Pero si la menstruación es para Arreola una catástrofe cíclica, los ajolotes son para quienes dicen defender la tierra —hasta la muerte misma si fuera necesario, como afirma Ignacio del Valle— la variedad de recursos opositores es infinita, quizá como la salamandra, prima mitológica del ajolote cuya vida no se extingue ni en el fuego, porque los opositores ya han dicho los daños causados por las minas gastadas para haber materiales de construcción (arena, basalto, piedras de diversa dureza, etc.) o los entierros de desperdicio; la alteración ecológica de ese paisaje lunar y hasta la presencia de sosa en la tierra, como si el enorme evaporador solar del Caracol no hubiera sido, por años, precisamente un espacio destinado a recoger ese corrosivo de lejía en la desaparecida Sosa Texcoco, en cuyos aguajes sólo había gusanos grises y algas de la llamada “spirulina” con cuyas galletas México iba a resolver la hambruna del planeta.
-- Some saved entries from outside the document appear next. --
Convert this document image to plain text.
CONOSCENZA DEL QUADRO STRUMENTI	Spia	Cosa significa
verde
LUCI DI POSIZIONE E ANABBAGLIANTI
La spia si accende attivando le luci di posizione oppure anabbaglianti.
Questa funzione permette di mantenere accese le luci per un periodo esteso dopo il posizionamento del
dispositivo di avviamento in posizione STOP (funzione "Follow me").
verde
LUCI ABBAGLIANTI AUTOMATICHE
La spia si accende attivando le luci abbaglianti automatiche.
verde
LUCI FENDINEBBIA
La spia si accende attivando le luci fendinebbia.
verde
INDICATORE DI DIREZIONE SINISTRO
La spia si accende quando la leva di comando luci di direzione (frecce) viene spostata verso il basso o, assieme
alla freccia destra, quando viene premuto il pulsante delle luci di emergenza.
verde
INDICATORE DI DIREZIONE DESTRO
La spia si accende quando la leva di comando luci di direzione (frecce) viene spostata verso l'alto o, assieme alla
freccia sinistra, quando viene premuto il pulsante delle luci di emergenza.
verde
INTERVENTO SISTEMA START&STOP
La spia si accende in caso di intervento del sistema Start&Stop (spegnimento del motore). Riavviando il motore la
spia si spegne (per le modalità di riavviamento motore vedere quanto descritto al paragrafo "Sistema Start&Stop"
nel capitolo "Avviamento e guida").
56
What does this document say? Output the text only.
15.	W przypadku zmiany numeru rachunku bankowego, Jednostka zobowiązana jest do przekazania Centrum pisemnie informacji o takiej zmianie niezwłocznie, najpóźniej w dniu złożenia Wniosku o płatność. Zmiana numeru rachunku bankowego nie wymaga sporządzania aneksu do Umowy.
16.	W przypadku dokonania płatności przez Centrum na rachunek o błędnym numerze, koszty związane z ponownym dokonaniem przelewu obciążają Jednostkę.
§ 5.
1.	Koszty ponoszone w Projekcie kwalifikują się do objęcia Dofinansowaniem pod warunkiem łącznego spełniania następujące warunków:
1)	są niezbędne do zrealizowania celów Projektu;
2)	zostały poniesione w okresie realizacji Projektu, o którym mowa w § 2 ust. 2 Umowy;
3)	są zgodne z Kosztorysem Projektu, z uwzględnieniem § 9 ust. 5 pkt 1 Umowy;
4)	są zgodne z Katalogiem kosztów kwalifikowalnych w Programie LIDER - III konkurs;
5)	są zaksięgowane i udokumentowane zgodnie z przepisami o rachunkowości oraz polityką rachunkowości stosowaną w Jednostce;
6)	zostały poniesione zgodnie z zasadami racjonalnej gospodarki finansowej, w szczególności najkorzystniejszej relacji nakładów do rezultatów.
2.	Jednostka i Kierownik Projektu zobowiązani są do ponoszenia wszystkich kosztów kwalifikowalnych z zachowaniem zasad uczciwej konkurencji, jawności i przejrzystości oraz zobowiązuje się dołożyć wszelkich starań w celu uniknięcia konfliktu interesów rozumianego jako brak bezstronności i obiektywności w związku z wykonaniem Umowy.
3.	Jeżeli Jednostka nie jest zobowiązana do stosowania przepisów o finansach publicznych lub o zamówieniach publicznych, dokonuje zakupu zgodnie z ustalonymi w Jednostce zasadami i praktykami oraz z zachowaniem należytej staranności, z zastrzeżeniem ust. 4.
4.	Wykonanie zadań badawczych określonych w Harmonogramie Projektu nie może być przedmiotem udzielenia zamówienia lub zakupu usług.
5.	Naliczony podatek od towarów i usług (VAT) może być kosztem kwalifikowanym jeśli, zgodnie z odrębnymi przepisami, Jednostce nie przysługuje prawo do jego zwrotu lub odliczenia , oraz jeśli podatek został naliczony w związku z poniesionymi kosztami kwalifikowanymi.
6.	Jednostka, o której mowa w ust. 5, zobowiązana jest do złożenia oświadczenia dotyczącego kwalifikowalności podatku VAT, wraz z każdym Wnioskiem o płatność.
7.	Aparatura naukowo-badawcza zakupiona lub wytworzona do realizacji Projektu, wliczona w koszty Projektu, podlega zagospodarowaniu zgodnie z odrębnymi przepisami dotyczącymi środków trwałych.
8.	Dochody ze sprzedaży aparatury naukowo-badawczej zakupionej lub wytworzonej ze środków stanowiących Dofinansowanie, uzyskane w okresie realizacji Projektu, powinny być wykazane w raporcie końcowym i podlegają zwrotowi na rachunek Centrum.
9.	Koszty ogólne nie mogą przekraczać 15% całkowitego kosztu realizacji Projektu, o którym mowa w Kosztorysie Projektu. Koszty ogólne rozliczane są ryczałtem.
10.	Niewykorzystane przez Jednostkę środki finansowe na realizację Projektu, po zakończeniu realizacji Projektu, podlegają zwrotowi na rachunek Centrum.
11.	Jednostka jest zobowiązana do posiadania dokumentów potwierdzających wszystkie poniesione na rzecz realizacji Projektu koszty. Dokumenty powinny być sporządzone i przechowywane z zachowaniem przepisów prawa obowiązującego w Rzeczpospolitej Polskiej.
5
Pero los opositores al aeropuerto y a la consulta misma, cuyos dados (lo prometió ayer Javier Jiménez Espriú, en la Cámara de Diputados) no estarán cargados, ya han encontrado un vocero imbatible: Alejandro Encinas, quien desde su futuro puesto de subsecretario de Derechos Humanos, ha colocado el aeropuerto al pie del cadalso, porque los bienes culturales, la propiedad de la tierra, la condición de pueblos originarios y todos esos mitológicos elementos, quedarán encuadrados en el campo de los derechos fundamentales y la dignidad intocable de las personas.

Por eso Encinas ha hecho la declaración más amenazadora en contra del aeropuerto: “…es un enorme error desde cualquier ángulo”.

Y si la oficina de los Derechos Humanos del gobierno, con todo y el oxímoron incluido), opina —antes de la consulta, como para cargar los dados—, de tan rotunda manera, cuál es el caso ahora de una pantomima inducida o no.

Y alguien, desde el Riobóo, se frota las manos.